The day Ayub Khan was removed from the President’s post, Sami Khan recalls, “he was listening to Reshma and watching TV while a big team of bearers packed his personal belongings.”

Sami Khan, now better known as singer Adnan Sami’s father, also recounts another incident with humorous overtones. It was the 1971 war. Yahya Khan was the President. “He told me we would leave for an undisclosed destination the next day. I kept speculating and recalled that during the 1965 war, Ayub Khan had taken a similar trip to China. Convinced that we too were going there, I picked my overcoat before starting for office. So when I saw the President getting into a military jeep without any woollens, I pointed it out to him. ‘But why Sami?’ I said, ‘Sir, aren’t we going to China?’ He laughed out loud, saying, ‘We have moved miles away from 1965’.” It was a trip to “a warehouse type” secret army camp.

But Khan points out that “Ayub Khan, being a military man, handled the East Pakistan rising as a discipline issue and not as a political one. Our Constitution talks of States, a politically inclined man would have divided the two regions into different States. Who knows, that would have changed history.”

That fateful war had a personal connection. Khan had to break his engagement as the bride-to-be was from East Pakistan. “We decided to part ways as it became imminent that the country was being divided. I never met her again.”

Talking about Zulfikar Ali Bhutto, Khan recounts interesting incidents related to his insomnia, his ability to remember names, his steps to teach table manners to his officers, his fetish for designer wear.

“While working for him, I sincerely prayed to get insomnia too,” he says, laughing. “What I forgot to write about was Bhutto’s finest collection of ties and guns,” he adds. An observation he remembered to pen down was Bhutto’s “landlord mentality”.

“Though he was for democracy, he was not open to listening to others. I saw that streak in Benazir too.” Offering an instance, he talks of “how Bhutto could have declared a fresh election and not given Zia-ul-Haq a chance to take over the reins on the plea of rigged polls.” Khan recounts a similar incident about Benazir. “General Gaddafi had warned Bibi against ‘some dark forces’ in her Government trying to topple her. She didn’t take him seriously and I still wonder how Gaddafi could have such an eye from the wilderness.”

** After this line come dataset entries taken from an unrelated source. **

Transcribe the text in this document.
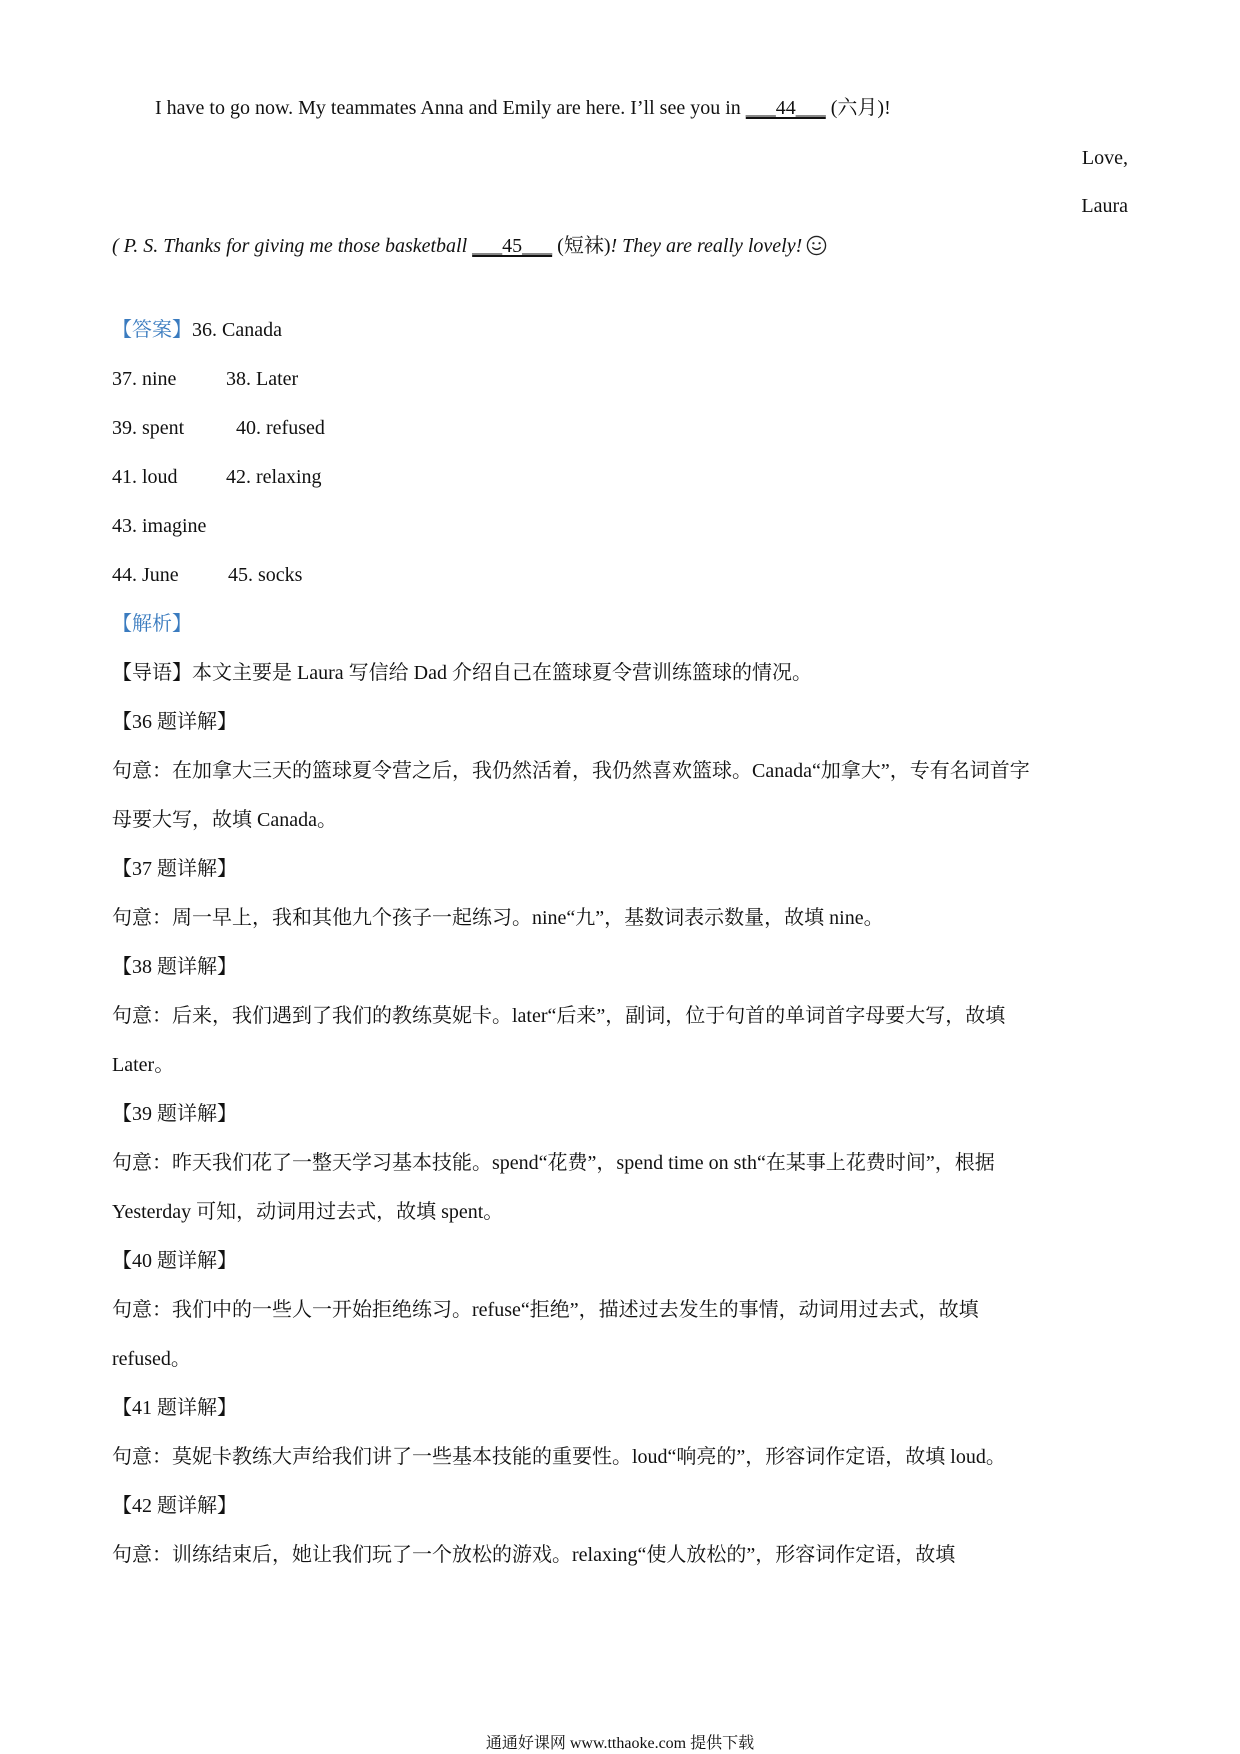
I have to go now. My teammates Anna and Emily are here. I’ll see you in ___44___ (六月)!
Love,
Laura
( P. S. Thanks for giving me those basketball ___45___ (短袜)! They are really lovely!
【答案】36. Canada
37. nine 38. Later
39. spent	40. refused
41. loud 42. relaxing
43. imagine
44. June 45. socks
【解析】
【导语】本文主要是 Laura 写信给 Dad 介绍自己在篮球夏令营训练篮球的情况。
【36 题详解】
句意：在加拿大三天的篮球夏令营之后，我仍然活着，我仍然喜欢篮球。Canada“加拿大”，专有名词首字
母要大写，故填 Canada。
【37 题详解】
句意：周一早上，我和其他九个孩子一起练习。nine“九”，基数词表示数量，故填 nine。
【38 题详解】
句意：后来，我们遇到了我们的教练莫妮卡。later“后来”，副词，位于句首的单词首字母要大写，故填
Later。
【39 题详解】
句意：昨天我们花了一整天学习基本技能。spend“花费”，spend time on sth“在某事上花费时间”，根据
Yesterday 可知，动词用过去式，故填 spent。
【40 题详解】
句意：我们中的一些人一开始拒绝练习。refuse“拒绝”，描述过去发生的事情，动词用过去式，故填
refused。
【41 题详解】
句意：莫妮卡教练大声给我们讲了一些基本技能的重要性。loud“响亮的”，形容词作定语，故填 loud。
【42 题详解】
句意：训练结束后，她让我们玩了一个放松的游戏。relaxing“使人放松的”，形容词作定语，故填
通通好课网 www.tthaoke.com 提供下载
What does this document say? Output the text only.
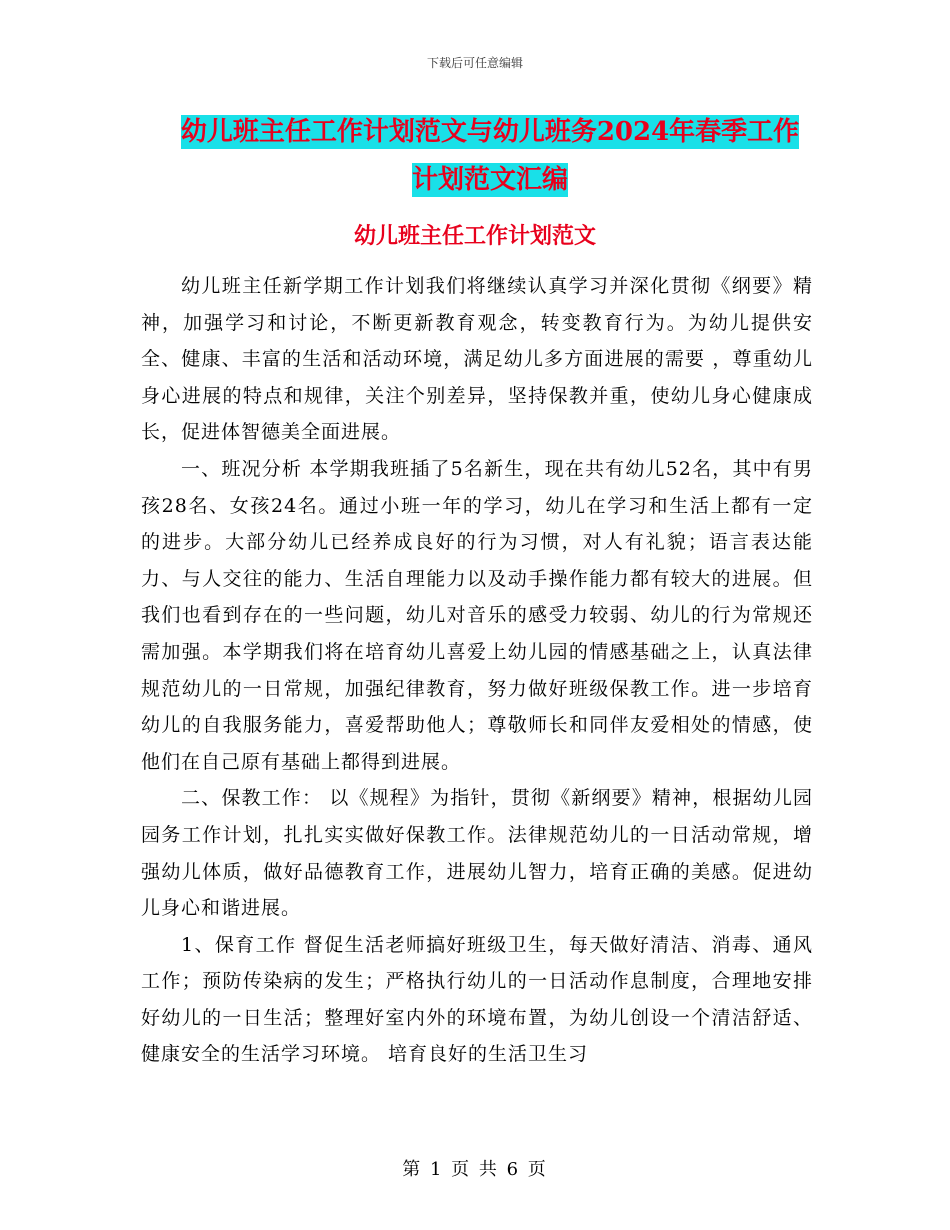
下载后可任意编辑
幼儿班主任工作计划范文与幼儿班务2024年春季工作
计划范文汇编
幼儿班主任工作计划范文

幼儿班主任新学期工作计划我们将继续认真学习并深化贯彻《纲要》精神，加强学习和讨论，不断更新教育观念，转变教育行为。为幼儿提供安全、健康、丰富的生活和活动环境，满足幼儿多方面进展的需要 ，尊重幼儿身心进展的特点和规律，关注个别差异，坚持保教并重，使幼儿身心健康成长，促进体智德美全面进展。

一、班况分析 本学期我班插了5名新生，现在共有幼儿52名，其中有男孩28名、女孩24名。通过小班一年的学习，幼儿在学习和生活上都有一定的进步。大部分幼儿已经养成良好的行为习惯，对人有礼貌；语言表达能力、与人交往的能力、生活自理能力以及动手操作能力都有较大的进展。但我们也看到存在的一些问题，幼儿对音乐的感受力较弱、幼儿的行为常规还需加强。本学期我们将在培育幼儿喜爱上幼儿园的情感基础之上，认真法律规范幼儿的一日常规，加强纪律教育，努力做好班级保教工作。进一步培育幼儿的自我服务能力，喜爱帮助他人；尊敬师长和同伴友爱相处的情感，使他们在自己原有基础上都得到进展。

二、保教工作： 以《规程》为指针，贯彻《新纲要》精神，根据幼儿园园务工作计划，扎扎实实做好保教工作。法律规范幼儿的一日活动常规，增强幼儿体质，做好品德教育工作，进展幼儿智力，培育正确的美感。促进幼儿身心和谐进展。

1、保育工作 督促生活老师搞好班级卫生，每天做好清洁、消毒、通风工作；预防传染病的发生；严格执行幼儿的一日活动作息制度，合理地安排好幼儿的一日生活；整理好室内外的环境布置，为幼儿创设一个清洁舒适、健康安全的生活学习环境。 培育良好的生活卫生习

第 1 页 共 6 页
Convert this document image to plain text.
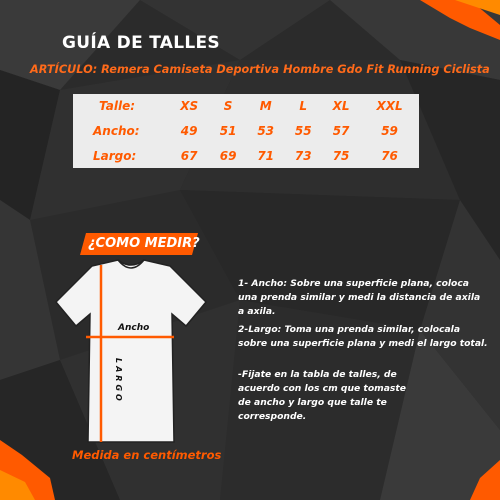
GUÍA DE TALLES
ARTÍCULO: Remera Camiseta Deportiva Hombre Gdo Fit Running Ciclista
Talle:	XS	S	M	L	XL	XXL
Ancho:	49	51	53	55	57	59
Largo:	67	69	71	73	75	76
¿COMO MEDIR?
Ancho
LARGO
1- Ancho: Sobre una superficie plana, coloca una prenda similar y medi la distancia de axila a axila.
2-Largo: Toma una prenda similar, colocala sobre una superficie plana y medi el largo total.
-Fijate en la tabla de talles, de acuerdo con los cm que tomaste de ancho y largo que talle te corresponde.
Medida en centímetros
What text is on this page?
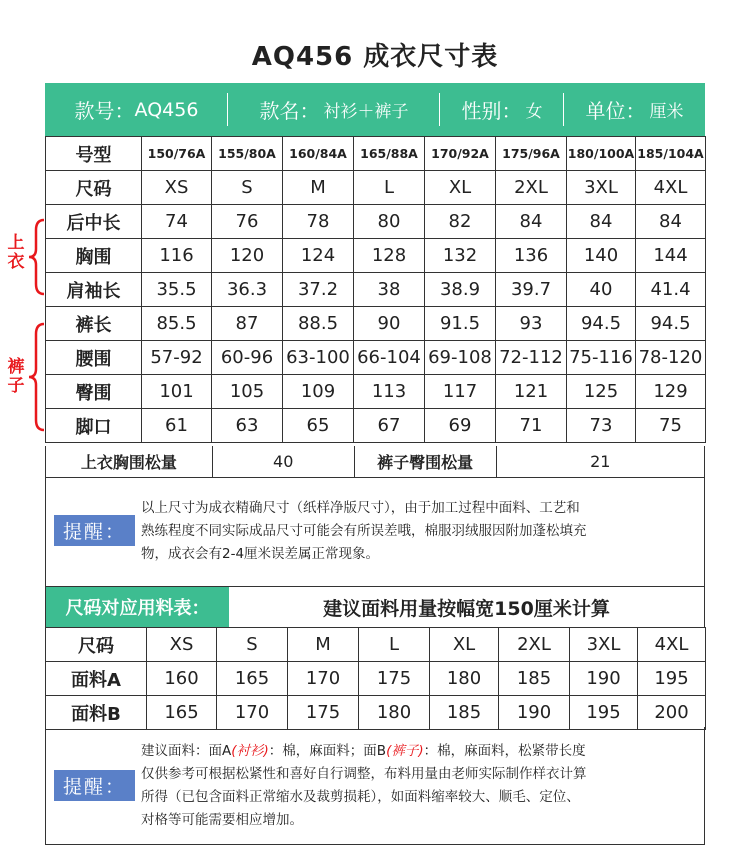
AQ456 成衣尺寸表
款号： AQ456	款名： 衬衫＋裤子	性别： 女 单位： 厘米
上衣
裤子
号型	150/76A	155/80A	160/84A	165/88A	170/92A	175/96A	180/100A	185/104A
尺码	XS	S	M	L	XL	2XL	3XL	4XL
后中长	74	76	78	80	82	84	84	84
胸围	116	120	124	128	132	136	140	144
肩袖长	35.5	36.3	37.2	38	38.9	39.7	40	41.4
裤长	85.5	87	88.5	90	91.5	93	94.5	94.5
腰围	57-92	60-96	63-100	66-104	69-108	72-112	75-116	78-120
臀围	101	105	109	113	117	121	125	129
脚口	61	63	65	67	69	71	73	75
上衣胸围松量	40	裤子臀围松量	21
提醒：
以上尺寸为成衣精确尺寸（纸样净版尺寸），由于加工过程中面料、工艺和
熟练程度不同实际成品尺寸可能会有所误差哦，棉服羽绒服因附加蓬松填充
物，成衣会有2-4厘米误差属正常现象。
尺码对应用料表：	建议面料用量按幅宽150厘米计算
尺码	XS	S	M	L	XL	2XL	3XL	4XL
面料A	160	165	170	175	180	185	190	195
面料B	165	170	175	180	185	190	195	200
提醒：
建议面料：面A(衬衫)：棉，麻面料；面B(裤子)：棉，麻面料，松紧带长度
仅供参考可根据松紧性和喜好自行调整，布料用量由老师实际制作样衣计算
所得（已包含面料正常缩水及裁剪损耗），如面料缩率较大、顺毛、定位、
对格等可能需要相应增加。
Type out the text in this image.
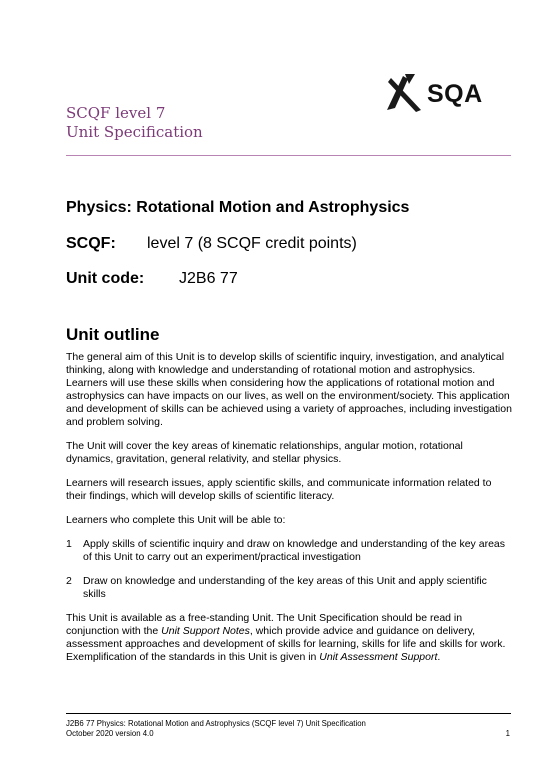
SQA
SCQF level 7
Unit Specification
Physics: Rotational Motion and Astrophysics
SCQF: level 7 (8 SCQF credit points)
Unit code: J2B6 77
Unit outline

The general aim of this Unit is to develop skills of scientific inquiry, investigation, and analytical thinking, along with knowledge and understanding of rotational motion and astrophysics. Learners will use these skills when considering how the applications of rotational motion and astrophysics can have impacts on our lives, as well on the environment/society. This application and development of skills can be achieved using a variety of approaches, including investigation and problem solving.

The Unit will cover the key areas of kinematic relationships, angular motion, rotational dynamics, gravitation, general relativity, and stellar physics.

Learners will research issues, apply scientific skills, and communicate information related to their findings, which will develop skills of scientific literacy.

Learners who complete this Unit will be able to:

1	Apply skills of scientific inquiry and draw on knowledge and understanding of the key areas of this Unit to carry out an experiment/practical investigation
2	Draw on knowledge and understanding of the key areas of this Unit and apply scientific skills

This Unit is available as a free-standing Unit. The Unit Specification should be read in conjunction with the Unit Support Notes, which provide advice and guidance on delivery, assessment approaches and development of skills for learning, skills for life and skills for work. Exemplification of the standards in this Unit is given in Unit Assessment Support.

J2B6 77 Physics: Rotational Motion and Astrophysics (SCQF level 7) Unit Specification
October 2020 version 4.0	1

“Even when her subordinates were telling her about the President’s plan to dissolve her Cabinet, she didn’t listen. A day before it happened, when my wife called to say that someone had come home asking for my sherwani to be worn by the PM Designate in the swearing-in ceremony, Bibi was planning her impending Stockholm trip.”

Parallels with the past

Having seen the power game so closely, he rues, “It is sad that no Chief Executive of Pakistan has ever left the office with dignity.” Khan too had to leave Pakistan during Zia’s dictatorship. “Because I refused to give a false report against Bhutto.”

“Ironic,” he says, “now there is a mausoleum of Zia in Islamabad but nothing for Ayub Khan who made the city. Even his family sold his house there and it has been razed down.” Having seen history unfold before him too often, Khan would rather take a leaf out of the past to look at the present move for democracy in Pakistan. “I can’t help but see a similar thing happening in 1970. On the surface that was also free and fair elections. When no party gets a majority, it becomes easy to divide and rule.”